Nasce la NASpI (Nuova prestazione di Assicurazione Sociale per l’Impiego), che entrerà in vigore dal 1° maggio 2015 : consiste in un’indennità garantita a chi rimane involontariamente senza lavoro e ha accreditate nei quattro anni precedenti almeno 13 settimane di contribuzione e deve aver lavorato almeno 18 giorni nell’anno che precede la disoccupazione.
La NASpI è rapportata nella misura del 75% alla retribuzione imponibile ai fini previdenziali degli ultimi quattro anni se l’importo mensile di questa non supera i 1.195 euro lordi; se l’importo è superiore, al 75% di 1.195 euro si aggiunge il 25% della differenza tra 1.195 e la retribuzione effettiva, in ogni caso non può superare i 1.300 euro lordi. Ma dall’inizio del quinto mese di fruizione diminuisce del 3% e dal 1° gennaio del 2017 la durata della prestazione si riduce fino ad un massimo di 78 settimane, cioè 18 mesi.

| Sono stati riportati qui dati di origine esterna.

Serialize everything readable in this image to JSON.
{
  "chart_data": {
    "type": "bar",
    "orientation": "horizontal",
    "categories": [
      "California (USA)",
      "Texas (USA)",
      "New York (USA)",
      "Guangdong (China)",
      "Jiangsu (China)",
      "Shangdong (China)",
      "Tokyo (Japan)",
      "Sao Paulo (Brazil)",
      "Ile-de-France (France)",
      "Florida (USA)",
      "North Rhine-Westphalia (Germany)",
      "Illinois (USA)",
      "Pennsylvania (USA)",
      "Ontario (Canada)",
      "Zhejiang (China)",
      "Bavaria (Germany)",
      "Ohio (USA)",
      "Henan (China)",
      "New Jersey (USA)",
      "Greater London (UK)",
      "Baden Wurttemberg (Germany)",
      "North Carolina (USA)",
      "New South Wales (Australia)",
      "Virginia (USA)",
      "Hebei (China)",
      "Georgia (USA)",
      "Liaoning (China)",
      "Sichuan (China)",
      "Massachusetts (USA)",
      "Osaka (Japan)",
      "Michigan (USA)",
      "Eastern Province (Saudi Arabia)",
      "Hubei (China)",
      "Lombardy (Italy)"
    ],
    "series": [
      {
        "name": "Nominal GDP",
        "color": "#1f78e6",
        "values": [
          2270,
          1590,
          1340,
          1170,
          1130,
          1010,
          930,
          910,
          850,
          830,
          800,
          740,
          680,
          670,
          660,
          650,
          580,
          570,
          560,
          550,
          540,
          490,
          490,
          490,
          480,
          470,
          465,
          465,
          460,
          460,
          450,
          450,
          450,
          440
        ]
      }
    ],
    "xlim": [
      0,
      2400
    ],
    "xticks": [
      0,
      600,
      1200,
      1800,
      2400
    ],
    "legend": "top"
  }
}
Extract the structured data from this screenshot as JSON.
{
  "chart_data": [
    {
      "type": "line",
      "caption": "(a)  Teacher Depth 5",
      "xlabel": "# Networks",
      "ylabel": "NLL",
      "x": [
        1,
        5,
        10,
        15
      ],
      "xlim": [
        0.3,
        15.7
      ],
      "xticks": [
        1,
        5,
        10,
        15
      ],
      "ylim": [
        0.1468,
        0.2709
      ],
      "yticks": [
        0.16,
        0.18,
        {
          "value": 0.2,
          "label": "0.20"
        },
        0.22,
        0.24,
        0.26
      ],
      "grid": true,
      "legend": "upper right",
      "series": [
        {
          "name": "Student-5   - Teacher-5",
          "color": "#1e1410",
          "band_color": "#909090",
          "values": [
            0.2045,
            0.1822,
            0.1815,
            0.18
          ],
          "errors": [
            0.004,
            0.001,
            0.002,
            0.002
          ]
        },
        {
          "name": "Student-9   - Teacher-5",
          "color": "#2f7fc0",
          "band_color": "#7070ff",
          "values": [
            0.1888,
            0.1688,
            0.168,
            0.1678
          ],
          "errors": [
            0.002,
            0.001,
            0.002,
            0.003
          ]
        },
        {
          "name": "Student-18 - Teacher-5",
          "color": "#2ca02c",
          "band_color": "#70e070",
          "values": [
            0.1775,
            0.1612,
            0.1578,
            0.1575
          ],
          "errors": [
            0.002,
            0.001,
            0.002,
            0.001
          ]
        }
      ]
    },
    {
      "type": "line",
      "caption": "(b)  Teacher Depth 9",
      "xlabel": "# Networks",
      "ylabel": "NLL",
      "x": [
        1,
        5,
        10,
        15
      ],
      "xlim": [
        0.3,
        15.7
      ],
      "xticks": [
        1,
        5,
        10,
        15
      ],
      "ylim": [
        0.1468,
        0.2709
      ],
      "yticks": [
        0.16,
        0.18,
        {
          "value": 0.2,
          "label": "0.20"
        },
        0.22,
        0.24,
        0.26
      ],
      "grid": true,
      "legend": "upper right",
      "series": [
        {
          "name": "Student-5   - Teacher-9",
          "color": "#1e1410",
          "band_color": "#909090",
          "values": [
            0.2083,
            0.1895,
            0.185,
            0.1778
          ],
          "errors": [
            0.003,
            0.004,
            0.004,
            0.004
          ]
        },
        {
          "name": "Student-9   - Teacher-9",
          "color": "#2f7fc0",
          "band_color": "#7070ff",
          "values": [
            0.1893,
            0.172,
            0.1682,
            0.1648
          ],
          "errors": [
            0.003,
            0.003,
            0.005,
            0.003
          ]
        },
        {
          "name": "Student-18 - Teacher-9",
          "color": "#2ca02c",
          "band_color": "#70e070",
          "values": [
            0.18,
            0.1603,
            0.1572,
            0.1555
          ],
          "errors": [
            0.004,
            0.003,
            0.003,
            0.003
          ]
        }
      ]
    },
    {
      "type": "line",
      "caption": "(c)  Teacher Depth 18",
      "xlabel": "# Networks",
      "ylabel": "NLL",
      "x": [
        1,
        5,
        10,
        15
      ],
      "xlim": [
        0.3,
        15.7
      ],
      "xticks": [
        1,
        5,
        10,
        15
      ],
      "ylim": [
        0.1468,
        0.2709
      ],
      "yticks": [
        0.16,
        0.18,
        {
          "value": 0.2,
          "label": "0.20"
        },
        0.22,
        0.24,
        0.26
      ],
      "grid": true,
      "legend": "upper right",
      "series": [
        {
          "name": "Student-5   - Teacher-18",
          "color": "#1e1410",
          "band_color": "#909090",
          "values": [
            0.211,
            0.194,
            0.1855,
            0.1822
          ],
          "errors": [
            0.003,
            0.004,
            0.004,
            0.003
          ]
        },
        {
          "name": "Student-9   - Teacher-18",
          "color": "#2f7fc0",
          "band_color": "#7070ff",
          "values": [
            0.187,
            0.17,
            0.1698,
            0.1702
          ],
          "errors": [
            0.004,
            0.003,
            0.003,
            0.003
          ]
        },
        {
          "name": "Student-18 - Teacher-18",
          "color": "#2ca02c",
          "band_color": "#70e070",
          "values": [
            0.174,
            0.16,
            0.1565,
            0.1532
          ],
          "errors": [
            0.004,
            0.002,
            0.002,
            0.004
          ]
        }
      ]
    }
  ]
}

L’erogazione della NASpI è subordinata alla regolare partecipazione alle politiche attive proposte dai servizi per l’impiego. corsi di formazione e disponibilità ad offerta di lavoro, pena la decadenza della NASpi.

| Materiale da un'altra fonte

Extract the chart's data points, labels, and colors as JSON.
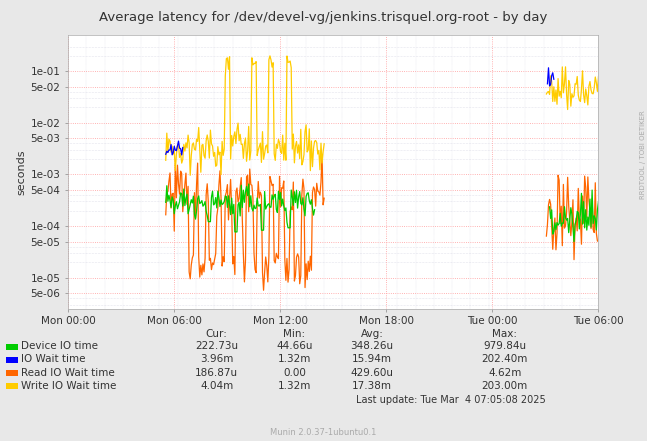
{
  "title": "Average latency for /dev/devel-vg/jenkins.trisquel.org-root - by day",
  "ylabel": "seconds",
  "right_label": "RRDTOOL / TOBI OETIKER",
  "bg_color": "#e8e8e8",
  "plot_bg_color": "#ffffff",
  "x_ticks_labels": [
    "Mon 00:00",
    "Mon 06:00",
    "Mon 12:00",
    "Mon 18:00",
    "Tue 00:00",
    "Tue 06:00"
  ],
  "y_ticks_major": [
    0.1,
    0.05,
    0.01,
    0.005,
    0.001,
    0.0005,
    0.0001,
    5e-05,
    1e-05,
    5e-06
  ],
  "y_ticks_labels": [
    "1e-01",
    "5e-02",
    "1e-02",
    "5e-03",
    "1e-03",
    "5e-04",
    "1e-04",
    "5e-05",
    "1e-05",
    "5e-06"
  ],
  "ylim_low": 2.5e-06,
  "ylim_high": 0.5,
  "legend_entries": [
    {
      "label": "Device IO time",
      "color": "#00cc00"
    },
    {
      "label": "IO Wait time",
      "color": "#0000ff"
    },
    {
      "label": "Read IO Wait time",
      "color": "#ff6600"
    },
    {
      "label": "Write IO Wait time",
      "color": "#ffcc00"
    }
  ],
  "stats_headers": [
    "Cur:",
    "Min:",
    "Avg:",
    "Max:"
  ],
  "stats_rows": [
    [
      "222.73u",
      "44.66u",
      "348.26u",
      "979.84u"
    ],
    [
      "3.96m",
      "1.32m",
      "15.94m",
      "202.40m"
    ],
    [
      "186.87u",
      "0.00",
      "429.60u",
      "4.62m"
    ],
    [
      "4.04m",
      "1.32m",
      "17.38m",
      "203.00m"
    ]
  ],
  "last_update": "Last update: Tue Mar  4 07:05:08 2025",
  "munin_version": "Munin 2.0.37-1ubuntu0.1"
}
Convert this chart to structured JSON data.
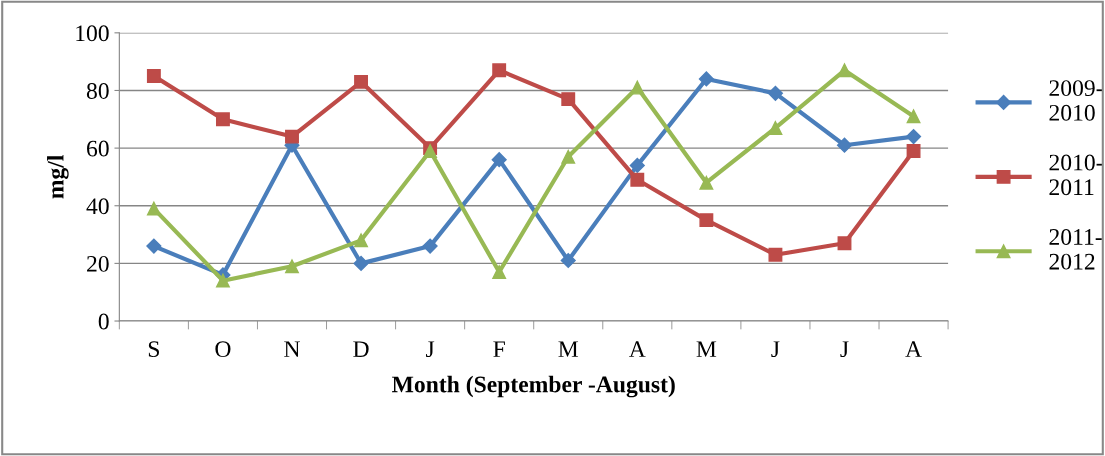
{
  "chart_data": {
    "type": "line",
    "xlabel": "Month (September -August)",
    "ylabel": "mg/l",
    "categories": [
      "S",
      "O",
      "N",
      "D",
      "J",
      "F",
      "M",
      "A",
      "M",
      "J",
      "J",
      "A"
    ],
    "ylim": [
      0,
      100
    ],
    "yticks": [
      0,
      20,
      40,
      60,
      80,
      100
    ],
    "grid": "y",
    "legend": "right",
    "line_style": "solid",
    "series": [
      {
        "name": "2009-\n2010",
        "color": "#4a7ebb",
        "marker": "diamond",
        "values": [
          26,
          16,
          61,
          20,
          26,
          56,
          21,
          54,
          84,
          79,
          61,
          64
        ]
      },
      {
        "name": "2010-\n2011",
        "color": "#be4b48",
        "marker": "square",
        "values": [
          85,
          70,
          64,
          83,
          60,
          87,
          77,
          49,
          35,
          23,
          27,
          59
        ]
      },
      {
        "name": "2011-\n2012",
        "color": "#98b954",
        "marker": "triangle",
        "values": [
          39,
          14,
          19,
          28,
          59,
          17,
          57,
          81,
          48,
          67,
          87,
          71
        ]
      }
    ]
  }
}
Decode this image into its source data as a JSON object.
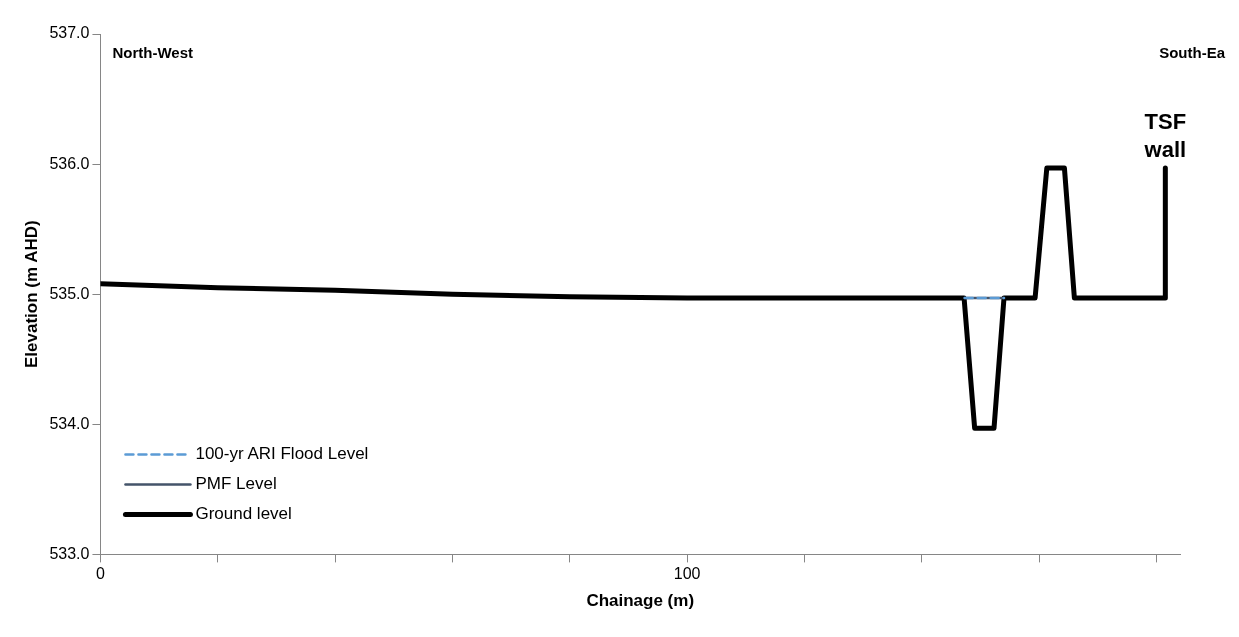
{
  "chart_data": {
    "type": "line",
    "xlabel": "Chainage (m)",
    "ylabel": "Elevation (m AHD)",
    "xlim": [
      0,
      184
    ],
    "xticks": [
      0,
      {
        "value": 20,
        "label": null
      },
      {
        "value": 40,
        "label": null
      },
      {
        "value": 60,
        "label": null
      },
      {
        "value": 80,
        "label": null
      },
      100,
      {
        "value": 120,
        "label": null
      },
      {
        "value": 140,
        "label": null
      },
      {
        "value": 160,
        "label": null
      },
      {
        "value": 180,
        "label": null
      }
    ],
    "ylim": [
      533,
      537
    ],
    "yticks": [
      {
        "value": 533,
        "label": "533.0"
      },
      {
        "value": 534,
        "label": "534.0"
      },
      {
        "value": 535,
        "label": "535.0"
      },
      {
        "value": 536,
        "label": "536.0"
      },
      {
        "value": 537,
        "label": "537.0"
      }
    ],
    "grid": false,
    "legend": "bottom left",
    "marker": "none",
    "series": [
      {
        "name": "Ground level",
        "color": "#000000",
        "line_style": "solid",
        "x": [
          0,
          20,
          40,
          60,
          80,
          100,
          120,
          140,
          147.2,
          149.0,
          152.3,
          154.0,
          159.3,
          161.3,
          164.3,
          166.0,
          181.5,
          181.5
        ],
        "values": [
          535.08,
          535.05,
          535.03,
          535.0,
          534.98,
          534.97,
          534.97,
          534.97,
          534.97,
          533.97,
          533.97,
          534.97,
          534.97,
          535.97,
          535.97,
          534.97,
          534.97,
          535.97
        ]
      },
      {
        "name": "PMF Level",
        "color": "#44546a",
        "line_style": "solid",
        "x": [
          147.3,
          154.0
        ],
        "values": [
          534.97,
          534.97
        ]
      },
      {
        "name": "100-yr ARI Flood Level",
        "color": "#5b9bd5",
        "line_style": "dashed",
        "x": [
          147.3,
          154.0
        ],
        "values": [
          534.97,
          534.97
        ]
      }
    ],
    "annotations": [
      "North-West",
      "South-Ea",
      {
        "text": "TSF wall",
        "x": 181.5,
        "y": 535.97
      }
    ]
  }
}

Per gli sfigati, una volta esaurita la NASpI, arriva l’AsDi (Assegno di Disoccupazione) per un massimo di 6 mesi e in misura pari al 75% dell’ultimo trattamento percepito ai fini della NASpI, purchè non superiore all’entità dell’assegno sociale:come sopra, l’erogazione di tale elemosina è subordinata all’adesione alle iniziative personalizzate predisposte dai servizi per l’impiego. l
Infine Renzi non si dimentica dei” Co.co.co. e dei lavoratori a progetto”.Per loro scatta dal 1° gennaio 2015 la Dis-Coll, che sostituisce la vecchia una tantum prevista a favore dei Collaboratori con un reddito annuo non superiore a 20.220 euro(2013), che abbiano accreditati nell’anno precedente almeno 3 mesi di contributi. I criteri e gli importi sono uguali a quelli della NASpI, anche se la durata massima è fortemente accorciata, non più di 6 mesi e la platea dei beneficiari è decisamente ristretta causa le compatibilità finanziarie, non più di 75/80.000 rispetto ai 296.000 in possesso dei requisiti per usufruire del sussidio.

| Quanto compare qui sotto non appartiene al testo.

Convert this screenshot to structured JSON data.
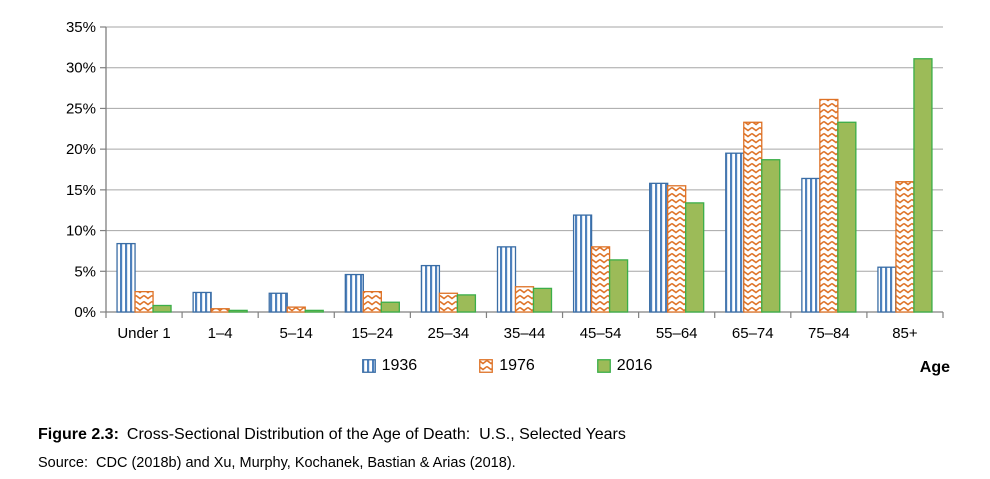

La particolarità della Dis-Coll sta proprio nella sua entrata in vigore immediata, che ancora una volta contraddice le promesse di Renzi, che aveva dichiarato urbi et orbi la necessità di “abolire del tutto le tipologie di lavoro Co.Co.Co. e progetto” e di ridurre al massimo le 46 tipologie di contratti di lavoro precari e a tempo determinato.
IN CONCLUSIONE c’è poco da emendare , quando con il Jobs act siamo di fronte alla controriforma del diritto del lavoro e al welfare dei miserabili. Dalla subalternità a cui è stata costretta la classe lavoratrice in tutte le sue sfaccettature – a vendersi per lavori precari,saltuari,malpagati e senza diritti – se ne esce solo lottando unitariamente per la ” riduzione della giornata lavorativa( lavorare meno,lavorare tutti) e per il lavoro-reddito garantiti”.